In a 12-page rebuttal to the report’s findings, the Health Department forcefully pushed back against conflating the Cuomo administration’s issues with transparency with the work of the department’s staff and the manner in which they use public health data.

“Whatever criticisms may now be directed at the prior administration relating to issues of transparency, or the particular categories of information that were publicly disclosed, those ultimately were matters for the executive chamber of the prior administration and not department personnel,” wrote Kristin M. Proud, the department’s acting executive deputy commissioner.

Auditors rebuked other aspects of Mr. Cuomo’s pandemic response, too.

The report detailed longstanding issues with the Health Department’s oversight of conditions in nursing homes and found there was often a lack of coordination with local health officials during the pandemic.

The report said that the audit, along with previous reports and inquiries, paints a picture of a governor’s office that was, “micromanaging with top-down decision making on every matter, regardless of size, and tight control over information.”
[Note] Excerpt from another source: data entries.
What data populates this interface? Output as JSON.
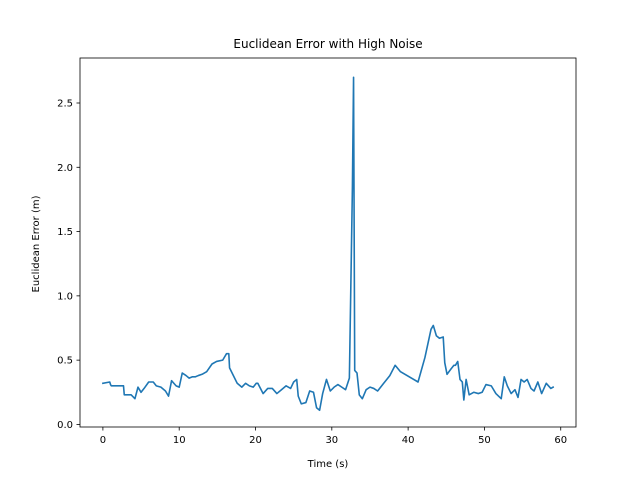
{
  "chart_data": {
    "type": "line",
    "title": "Euclidean Error with High Noise",
    "xlabel": "Time (s)",
    "ylabel": "Euclidean Error (m)",
    "xlim": [
      -3,
      62
    ],
    "ylim": [
      -0.02,
      2.85
    ],
    "xticks": [
      0,
      10,
      20,
      30,
      40,
      50,
      60
    ],
    "xtick_labels": [
      "0",
      "10",
      "20",
      "30",
      "40",
      "50",
      "60"
    ],
    "yticks": [
      0.0,
      0.5,
      1.0,
      1.5,
      2.0,
      2.5
    ],
    "ytick_labels": [
      "0.0",
      "0.5",
      "1.0",
      "1.5",
      "2.0",
      "2.5"
    ],
    "grid": false,
    "series": [
      {
        "color": "#1f77b4",
        "x": [
          0,
          0.9,
          1.0,
          1.1,
          2.7,
          2.8,
          3.7,
          4.2,
          4.6,
          5.0,
          5.4,
          6.0,
          6.6,
          7.0,
          7.6,
          8.2,
          8.6,
          9.0,
          9.6,
          10.0,
          10.4,
          10.9,
          11.3,
          11.7,
          12.1,
          12.5,
          13.0,
          13.6,
          14.3,
          14.9,
          15.7,
          16.2,
          16.5,
          16.6,
          17.6,
          18.2,
          18.7,
          19.2,
          19.7,
          20.1,
          20.3,
          21.0,
          21.6,
          22.2,
          22.8,
          23.4,
          24.0,
          24.6,
          25.0,
          25.4,
          25.6,
          26.0,
          26.6,
          27.1,
          27.6,
          28.0,
          28.4,
          28.8,
          29.3,
          29.8,
          30.3,
          30.8,
          31.3,
          31.8,
          32.3,
          32.7,
          32.85,
          33.0,
          33.3,
          33.6,
          34.0,
          34.5,
          35.0,
          35.5,
          36.0,
          36.8,
          37.6,
          38.3,
          39.0,
          41.3,
          42.2,
          43.0,
          43.3,
          43.7,
          44.1,
          44.6,
          44.8,
          45.1,
          45.6,
          46.0,
          46.2,
          46.5,
          46.8,
          47.1,
          47.3,
          47.6,
          48.0,
          48.6,
          49.2,
          49.7,
          50.2,
          50.9,
          51.5,
          52.2,
          52.6,
          53.0,
          53.5,
          54.0,
          54.4,
          54.8,
          55.2,
          55.6,
          56.1,
          56.5,
          57.0,
          57.5,
          58.1,
          58.7,
          59.0
        ],
        "y": [
          0.32,
          0.33,
          0.31,
          0.3,
          0.3,
          0.23,
          0.23,
          0.2,
          0.29,
          0.25,
          0.28,
          0.33,
          0.33,
          0.3,
          0.29,
          0.26,
          0.22,
          0.34,
          0.3,
          0.29,
          0.4,
          0.38,
          0.36,
          0.37,
          0.37,
          0.38,
          0.39,
          0.41,
          0.47,
          0.49,
          0.5,
          0.55,
          0.55,
          0.44,
          0.32,
          0.29,
          0.32,
          0.3,
          0.29,
          0.32,
          0.32,
          0.24,
          0.28,
          0.28,
          0.24,
          0.27,
          0.3,
          0.28,
          0.33,
          0.35,
          0.22,
          0.16,
          0.17,
          0.26,
          0.25,
          0.13,
          0.11,
          0.24,
          0.35,
          0.26,
          0.29,
          0.31,
          0.29,
          0.27,
          0.36,
          1.85,
          2.7,
          0.42,
          0.4,
          0.23,
          0.2,
          0.27,
          0.29,
          0.28,
          0.26,
          0.32,
          0.38,
          0.46,
          0.41,
          0.33,
          0.52,
          0.74,
          0.77,
          0.69,
          0.67,
          0.68,
          0.48,
          0.39,
          0.43,
          0.46,
          0.46,
          0.49,
          0.35,
          0.33,
          0.19,
          0.35,
          0.23,
          0.25,
          0.24,
          0.25,
          0.31,
          0.3,
          0.24,
          0.2,
          0.37,
          0.3,
          0.24,
          0.27,
          0.21,
          0.35,
          0.33,
          0.35,
          0.28,
          0.26,
          0.33,
          0.24,
          0.32,
          0.28,
          0.29
        ]
      }
    ]
  }
}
It also criticized the way in which the department collects data from nursing homes and other health care facilities, recommending that health officials streamline their three main internal databases in order to identify patterns and trends to better “shape its infection control practices and policies and its oversight of facilities.”

The audit’s release comes as Mr. Cuomo is wading back into public life, seeking to rehabilitate his image after his resignation in August.

At a Brooklyn church earlier this month, he railed against “cancel culture,” blaming it for his downfall in his first speech since his resignation. He released a television ad on Monday that touts his record as governor, including his response to the pandemic, and claims that, “some have attempted to rewrite history.” And on Thursday, he is expected to meet with Rubén Díaz Sr., the reverend and former state and city lawmaker, at his Bronx church.